An employer violates Title VII when it intentionally fires an individual employee based in part on sex. It doesn’t matter if other factors besides the plaintiff ’s sex contributed to the decision. And it doesn’t matter if the employer treated women as a group the same when compared to men as a group. If the employer intentionally relies in part on an individual employee’s sex when deciding to discharge the employee—put differently, if changing the employee’s sex would have yielded a different choice by the employer—a statutory violation has occurred.

Gorsuch framed his analysis as a simple application of Title VII’s plain language. While he acknowledged that Title VII’s application to the cases before the Court likely reached “beyond the principal evil” legislators may have intended or expected to address upon its initial passage in 1964, “the fact that [a statute] has been applied in situations not expressly anticipated by Congress does not demonstrate ambiguity; instead, it simply demonstrates [the] breadth of a legislative command.”

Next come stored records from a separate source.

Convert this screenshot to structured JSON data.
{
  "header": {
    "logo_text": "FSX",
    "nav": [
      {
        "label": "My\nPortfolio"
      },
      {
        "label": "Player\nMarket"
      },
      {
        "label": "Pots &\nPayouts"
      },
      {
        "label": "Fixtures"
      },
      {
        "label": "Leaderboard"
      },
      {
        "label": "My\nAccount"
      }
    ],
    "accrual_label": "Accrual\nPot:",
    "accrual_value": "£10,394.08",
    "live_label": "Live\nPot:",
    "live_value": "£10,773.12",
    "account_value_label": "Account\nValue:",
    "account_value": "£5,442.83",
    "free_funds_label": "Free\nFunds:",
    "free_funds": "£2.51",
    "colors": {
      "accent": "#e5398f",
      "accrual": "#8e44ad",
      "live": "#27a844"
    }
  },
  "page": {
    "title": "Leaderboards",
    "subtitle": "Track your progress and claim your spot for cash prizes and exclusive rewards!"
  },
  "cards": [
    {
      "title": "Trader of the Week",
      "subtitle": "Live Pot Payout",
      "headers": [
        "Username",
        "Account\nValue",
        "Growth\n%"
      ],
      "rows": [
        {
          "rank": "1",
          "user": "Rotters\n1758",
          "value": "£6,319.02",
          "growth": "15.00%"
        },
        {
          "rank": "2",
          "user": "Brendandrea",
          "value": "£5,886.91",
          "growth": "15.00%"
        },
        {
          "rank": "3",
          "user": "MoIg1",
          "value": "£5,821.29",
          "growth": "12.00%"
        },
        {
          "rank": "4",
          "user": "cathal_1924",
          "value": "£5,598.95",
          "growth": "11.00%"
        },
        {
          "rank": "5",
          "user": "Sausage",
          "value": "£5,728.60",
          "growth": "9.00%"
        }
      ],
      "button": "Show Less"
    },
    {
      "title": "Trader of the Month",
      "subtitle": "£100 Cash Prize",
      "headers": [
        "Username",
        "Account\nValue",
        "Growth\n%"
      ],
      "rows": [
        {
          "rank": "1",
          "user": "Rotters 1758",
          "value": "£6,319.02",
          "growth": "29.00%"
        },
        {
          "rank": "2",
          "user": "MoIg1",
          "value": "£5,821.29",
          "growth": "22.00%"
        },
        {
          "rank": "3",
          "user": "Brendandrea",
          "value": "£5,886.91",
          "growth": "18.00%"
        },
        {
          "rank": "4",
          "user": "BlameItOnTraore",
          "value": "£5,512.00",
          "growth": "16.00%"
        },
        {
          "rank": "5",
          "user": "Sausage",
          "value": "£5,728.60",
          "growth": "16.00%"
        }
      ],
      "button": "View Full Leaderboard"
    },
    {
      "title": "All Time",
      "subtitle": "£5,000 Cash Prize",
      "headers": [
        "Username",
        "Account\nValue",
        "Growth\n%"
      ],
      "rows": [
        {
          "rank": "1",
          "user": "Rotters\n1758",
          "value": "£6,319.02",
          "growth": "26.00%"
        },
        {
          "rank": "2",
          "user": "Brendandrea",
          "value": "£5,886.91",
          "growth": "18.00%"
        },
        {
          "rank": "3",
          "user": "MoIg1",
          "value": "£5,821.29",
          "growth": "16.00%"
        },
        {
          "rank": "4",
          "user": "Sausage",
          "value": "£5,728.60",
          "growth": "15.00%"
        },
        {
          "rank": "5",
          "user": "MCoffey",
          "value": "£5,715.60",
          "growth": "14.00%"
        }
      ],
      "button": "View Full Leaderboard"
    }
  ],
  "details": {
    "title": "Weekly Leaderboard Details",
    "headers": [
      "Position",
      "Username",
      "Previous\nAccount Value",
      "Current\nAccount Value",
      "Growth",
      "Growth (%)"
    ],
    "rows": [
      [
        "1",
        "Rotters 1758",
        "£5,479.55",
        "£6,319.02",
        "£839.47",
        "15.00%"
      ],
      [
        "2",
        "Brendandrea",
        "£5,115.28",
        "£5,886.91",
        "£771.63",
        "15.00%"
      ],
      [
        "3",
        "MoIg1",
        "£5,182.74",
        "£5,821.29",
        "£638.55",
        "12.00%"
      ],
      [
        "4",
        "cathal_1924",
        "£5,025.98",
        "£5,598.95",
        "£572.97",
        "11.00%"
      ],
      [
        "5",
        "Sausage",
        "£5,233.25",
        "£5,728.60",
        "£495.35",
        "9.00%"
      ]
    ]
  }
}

Justice Gorsuch was careful to note that the decision was limited to the narrow question of whether an employer who fires someone for being homosexual or transgender has discharged or discriminated against that individual “because of such individual’s sex” in violation of Title VII. “[W]e do not purport to address bathrooms, locker rooms, or anything else of the kind.” Gorsuch also emphasized that the Court’s decision did not affect Title VII’s existing exemption for religious organizations, and expressly left open how its new interpretation might apply to other employers with religious convictions, going so far as to suggest that the Religious Freedom Restoration Act of 1993 could supersede Title VII’s commands in appropriate cases. Justice Gorsuch ultimately concluded, however, that how doctrines protecting religious liberties interact with Title VII are questions for future cases.

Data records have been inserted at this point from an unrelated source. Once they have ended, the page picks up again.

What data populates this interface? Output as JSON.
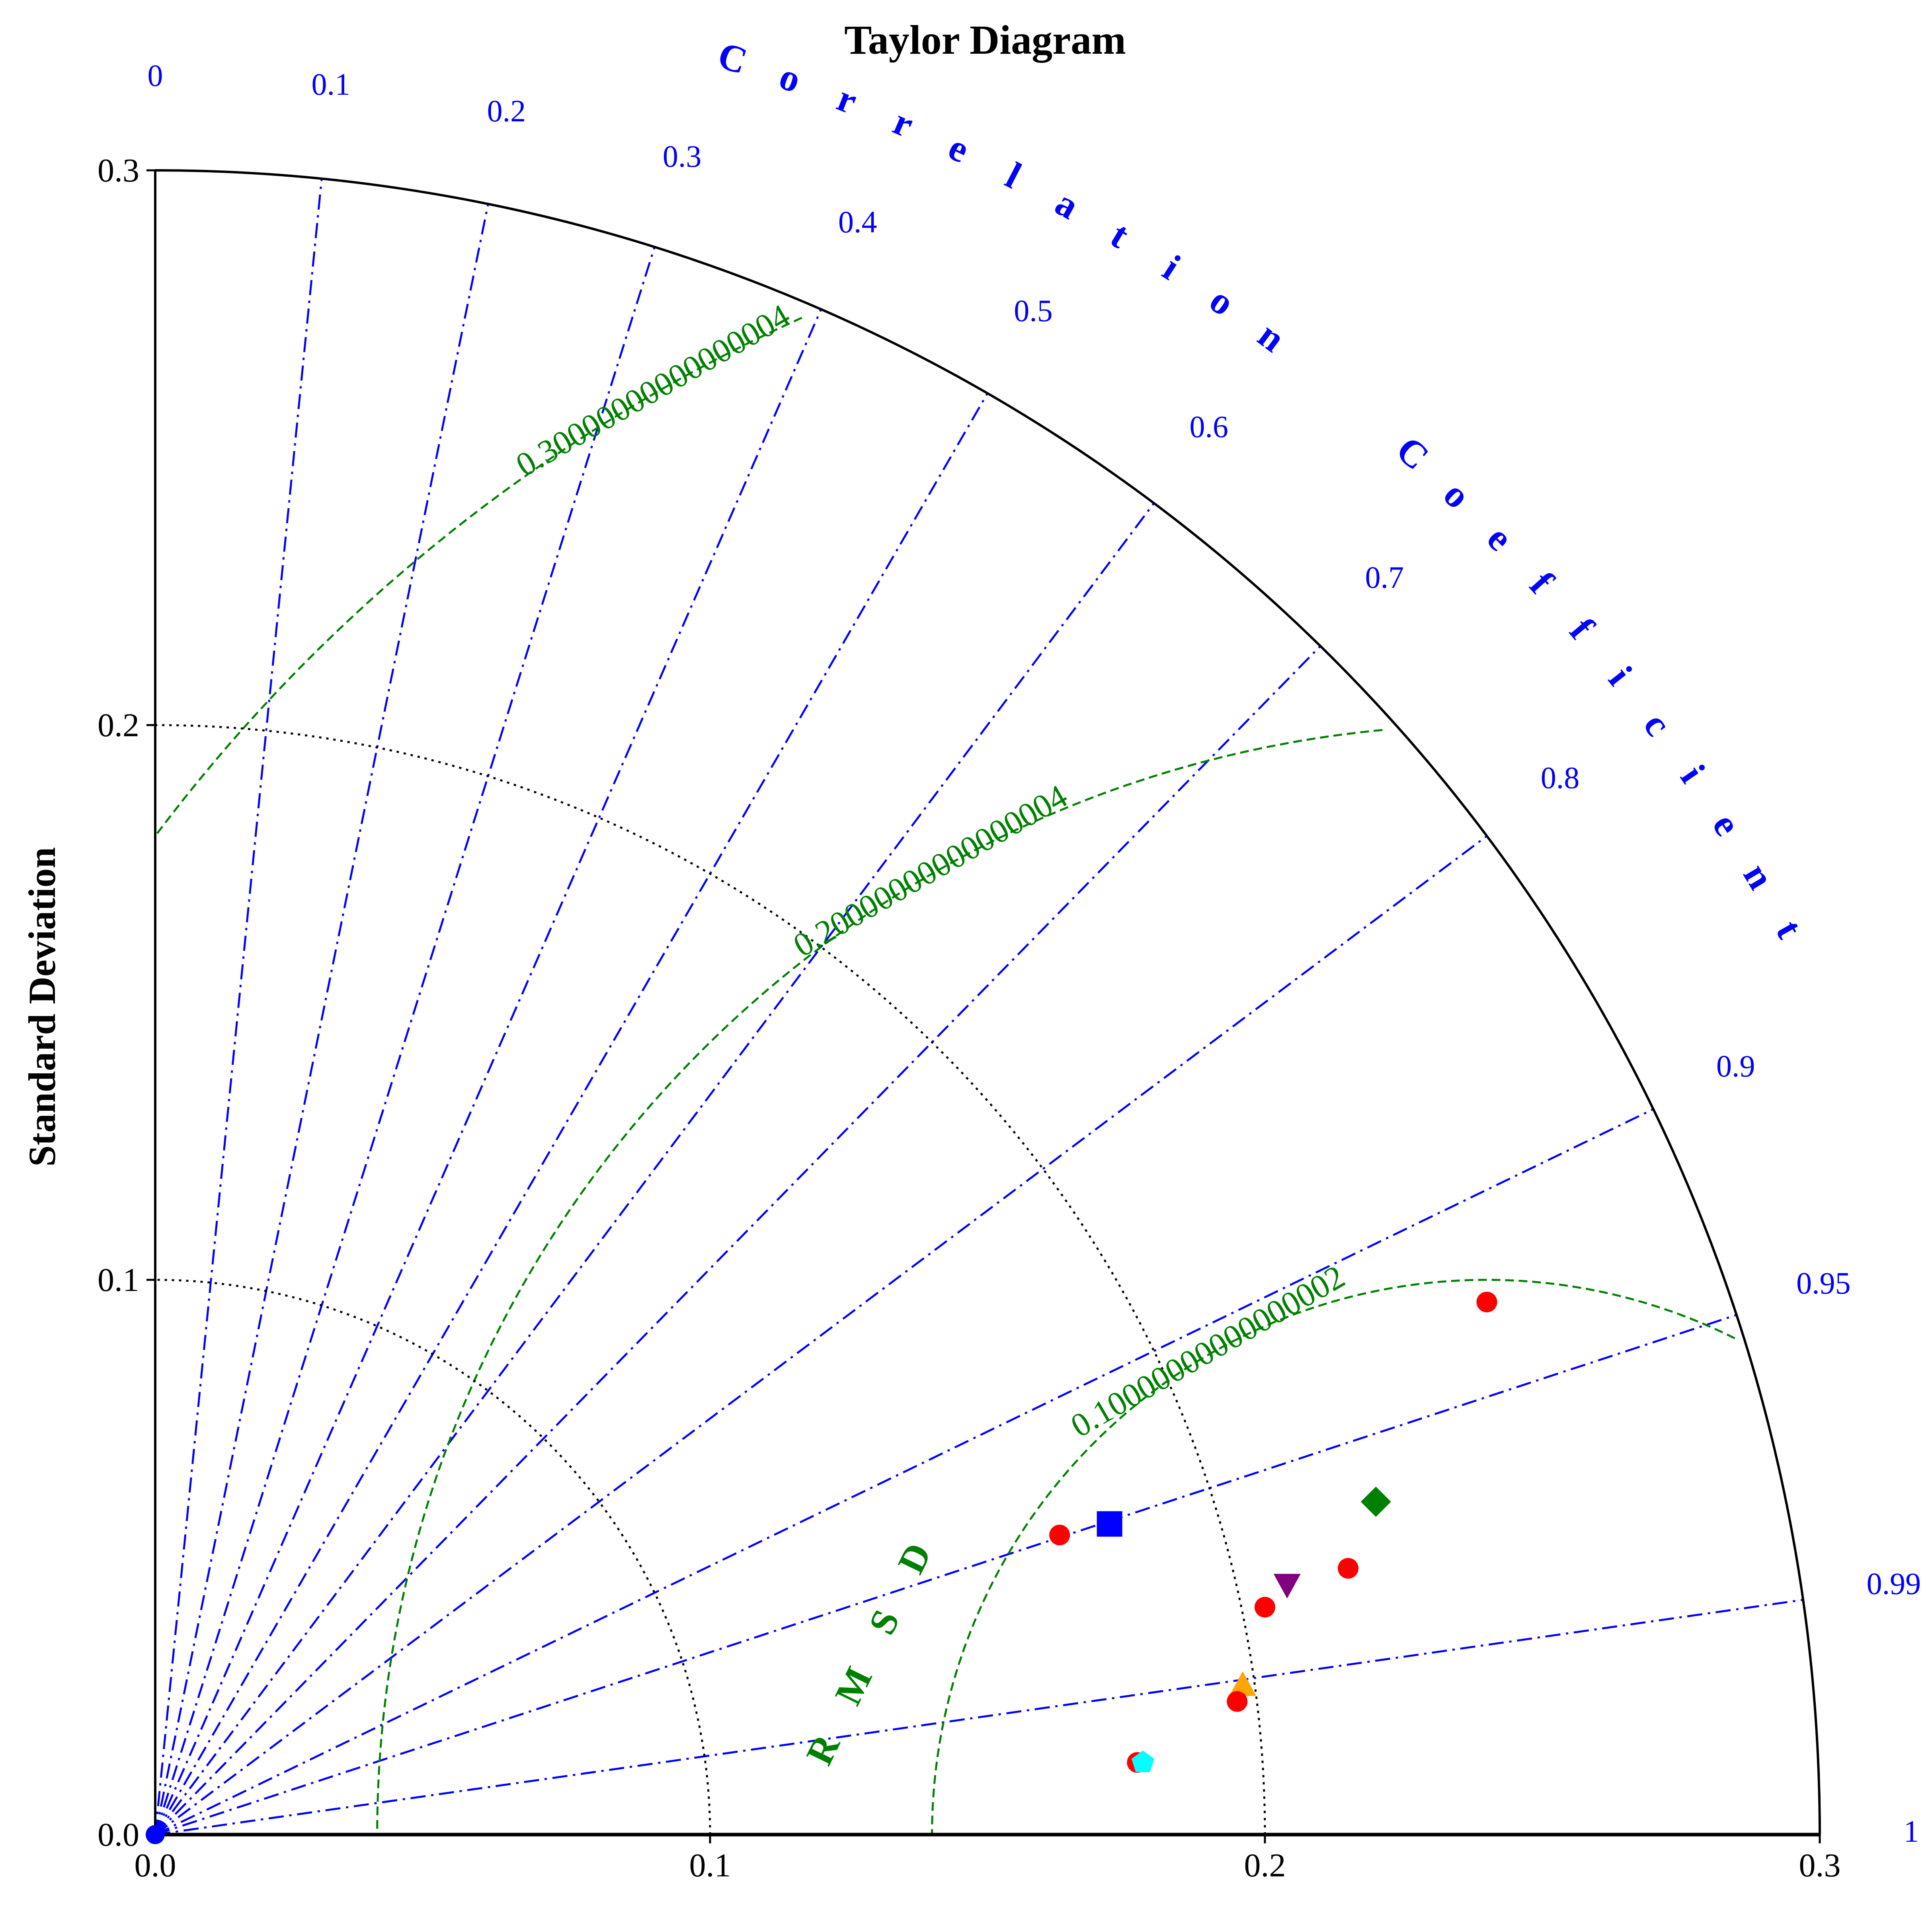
{
  "chart_data": {
    "type": "scatter",
    "subtype": "taylor-diagram",
    "title": "Taylor Diagram",
    "ylabel": "Standard Deviation",
    "corr_axis_title": "Correlation Coefficient",
    "rms_axis_title": "RMSD",
    "std_range": [
      0.0,
      0.3
    ],
    "std_ticks": [
      "0.0",
      "0.1",
      "0.2",
      "0.3"
    ],
    "std_tick_values": [
      0.0,
      0.1,
      0.2,
      0.3
    ],
    "corr_ticks": [
      {
        "value": 0,
        "label": "0"
      },
      {
        "value": 0.1,
        "label": "0.1"
      },
      {
        "value": 0.2,
        "label": "0.2"
      },
      {
        "value": 0.3,
        "label": "0.3"
      },
      {
        "value": 0.4,
        "label": "0.4"
      },
      {
        "value": 0.5,
        "label": "0.5"
      },
      {
        "value": 0.6,
        "label": "0.6"
      },
      {
        "value": 0.7,
        "label": "0.7"
      },
      {
        "value": 0.8,
        "label": "0.8"
      },
      {
        "value": 0.9,
        "label": "0.9"
      },
      {
        "value": 0.95,
        "label": "0.95"
      },
      {
        "value": 0.99,
        "label": "0.99"
      },
      {
        "value": 1,
        "label": "1"
      }
    ],
    "std_arcs": [
      0.1,
      0.2
    ],
    "reference_std": 0.24,
    "rms_contours": [
      {
        "value": 0.1,
        "label": "0.10000000000000002"
      },
      {
        "value": 0.2,
        "label": "0.20000000000000004"
      },
      {
        "value": 0.3,
        "label": "0.30000000000000004"
      }
    ],
    "points": [
      {
        "x": 0.24,
        "y": 0.096,
        "marker": "circle",
        "color": "#ff0000"
      },
      {
        "x": 0.163,
        "y": 0.054,
        "marker": "circle",
        "color": "#ff0000"
      },
      {
        "x": 0.172,
        "y": 0.056,
        "marker": "square",
        "color": "#0000ff"
      },
      {
        "x": 0.22,
        "y": 0.06,
        "marker": "diamond",
        "color": "#008000"
      },
      {
        "x": 0.215,
        "y": 0.048,
        "marker": "circle",
        "color": "#ff0000"
      },
      {
        "x": 0.204,
        "y": 0.045,
        "marker": "triangle-down",
        "color": "#800080"
      },
      {
        "x": 0.2,
        "y": 0.041,
        "marker": "circle",
        "color": "#ff0000"
      },
      {
        "x": 0.196,
        "y": 0.027,
        "marker": "triangle-up",
        "color": "#ffa500"
      },
      {
        "x": 0.195,
        "y": 0.024,
        "marker": "circle",
        "color": "#ff0000"
      },
      {
        "x": 0.177,
        "y": 0.013,
        "marker": "circle",
        "color": "#ff0000"
      },
      {
        "x": 0.178,
        "y": 0.013,
        "marker": "pentagon",
        "color": "#00ffff"
      }
    ],
    "colors": {
      "corr_lines": "#0000ff",
      "rms_contours": "#008000",
      "std_arcs": "#000000"
    }
  }
}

Writing in two separate dissents, Justices Samuel Alito, Clarence Thomas and Brett Kavanaugh argued that Congress never intended for “sex” discrimination to be so widely construed when Title VII was initially passed, and that Congress had for many years considered, but rejected, amendments to explicitly include sexual orientation and gender identity as protected classes in Title VII. The dissenters would have continued to commit these questions to the legislative and executive political branches, not the judiciary.

Takeaway for Employers

Before the Bostock decision, employee protections against discrimination based on sexual orientation and gender identity were largely a patchwork of state, city, and local laws and ordinances that varied widely from place to place. The Supreme Court’s decision now means that there is national standard for these protections under Title VII, which applies to employers with fifteen (15) or more employees. Furthermore, state and local laws which also prohibit discrimination on the basis of “sex” will similarly be construed to include sexual orientation and gender identity. This means that the employee threshold may be lower than fifteen employees depending upon the state or local law at issue.

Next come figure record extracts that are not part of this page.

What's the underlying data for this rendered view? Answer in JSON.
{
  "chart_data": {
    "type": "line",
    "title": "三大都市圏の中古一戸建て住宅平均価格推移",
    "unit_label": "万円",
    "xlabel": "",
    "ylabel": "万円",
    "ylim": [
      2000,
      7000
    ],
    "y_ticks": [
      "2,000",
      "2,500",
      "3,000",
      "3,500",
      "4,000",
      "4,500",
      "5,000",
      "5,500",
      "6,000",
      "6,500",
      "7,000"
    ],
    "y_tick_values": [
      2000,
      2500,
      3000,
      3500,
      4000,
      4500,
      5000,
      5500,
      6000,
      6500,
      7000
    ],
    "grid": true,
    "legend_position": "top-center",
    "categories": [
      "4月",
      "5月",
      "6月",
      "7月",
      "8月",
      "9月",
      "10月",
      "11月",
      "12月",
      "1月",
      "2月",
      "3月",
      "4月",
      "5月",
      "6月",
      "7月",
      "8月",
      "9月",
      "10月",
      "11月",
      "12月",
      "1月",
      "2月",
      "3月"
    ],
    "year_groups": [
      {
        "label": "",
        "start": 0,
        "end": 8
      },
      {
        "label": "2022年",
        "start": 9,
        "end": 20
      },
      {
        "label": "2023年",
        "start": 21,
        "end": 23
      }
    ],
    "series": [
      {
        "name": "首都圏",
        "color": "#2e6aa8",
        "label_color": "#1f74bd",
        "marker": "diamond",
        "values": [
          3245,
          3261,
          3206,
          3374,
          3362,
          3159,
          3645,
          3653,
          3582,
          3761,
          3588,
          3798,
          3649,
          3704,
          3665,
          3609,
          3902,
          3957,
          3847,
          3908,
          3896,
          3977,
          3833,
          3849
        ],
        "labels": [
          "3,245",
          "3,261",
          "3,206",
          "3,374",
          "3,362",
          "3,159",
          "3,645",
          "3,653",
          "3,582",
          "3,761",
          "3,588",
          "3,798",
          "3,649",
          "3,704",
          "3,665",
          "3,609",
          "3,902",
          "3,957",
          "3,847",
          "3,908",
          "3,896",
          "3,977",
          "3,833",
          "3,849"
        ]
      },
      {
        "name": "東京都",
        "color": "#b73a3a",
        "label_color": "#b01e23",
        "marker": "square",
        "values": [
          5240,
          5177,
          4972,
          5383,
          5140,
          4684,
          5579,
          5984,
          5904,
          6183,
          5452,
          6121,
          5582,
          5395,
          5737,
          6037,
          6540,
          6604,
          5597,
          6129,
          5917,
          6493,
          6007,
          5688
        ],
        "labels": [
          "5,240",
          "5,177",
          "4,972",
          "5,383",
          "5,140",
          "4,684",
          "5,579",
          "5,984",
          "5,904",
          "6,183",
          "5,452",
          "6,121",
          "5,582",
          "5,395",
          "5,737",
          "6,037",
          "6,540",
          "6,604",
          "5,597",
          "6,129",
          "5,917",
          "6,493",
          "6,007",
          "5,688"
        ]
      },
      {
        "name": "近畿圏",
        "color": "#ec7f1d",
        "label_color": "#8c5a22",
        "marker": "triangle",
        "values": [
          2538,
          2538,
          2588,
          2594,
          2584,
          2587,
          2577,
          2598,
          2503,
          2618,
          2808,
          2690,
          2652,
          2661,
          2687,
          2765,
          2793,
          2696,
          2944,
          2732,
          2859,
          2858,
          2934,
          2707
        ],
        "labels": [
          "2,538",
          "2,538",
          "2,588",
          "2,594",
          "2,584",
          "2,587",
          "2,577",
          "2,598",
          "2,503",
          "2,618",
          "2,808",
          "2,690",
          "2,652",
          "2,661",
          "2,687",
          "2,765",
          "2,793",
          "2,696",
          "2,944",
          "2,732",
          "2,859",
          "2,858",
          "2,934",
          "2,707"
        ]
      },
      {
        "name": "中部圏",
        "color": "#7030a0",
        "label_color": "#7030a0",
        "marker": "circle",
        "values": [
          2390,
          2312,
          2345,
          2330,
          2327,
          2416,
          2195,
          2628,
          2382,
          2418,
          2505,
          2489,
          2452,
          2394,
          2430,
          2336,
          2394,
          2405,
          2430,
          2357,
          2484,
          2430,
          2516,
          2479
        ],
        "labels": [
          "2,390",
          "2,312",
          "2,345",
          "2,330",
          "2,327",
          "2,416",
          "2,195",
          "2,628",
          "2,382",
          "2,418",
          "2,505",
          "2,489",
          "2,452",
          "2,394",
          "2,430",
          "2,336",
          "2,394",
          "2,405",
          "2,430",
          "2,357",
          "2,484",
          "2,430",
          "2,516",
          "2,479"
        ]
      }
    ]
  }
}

Moving forward, employers should review their internal handbook policies and Equal Employment Opportunity Commission statements to ensure that protections for sexual orientation and gender identity are specifically included in their policy language. Federal, state, and local contractors and grant recipients should also review and revise their affirmative action plans to ensure that they promote LGBT hiring and promotion.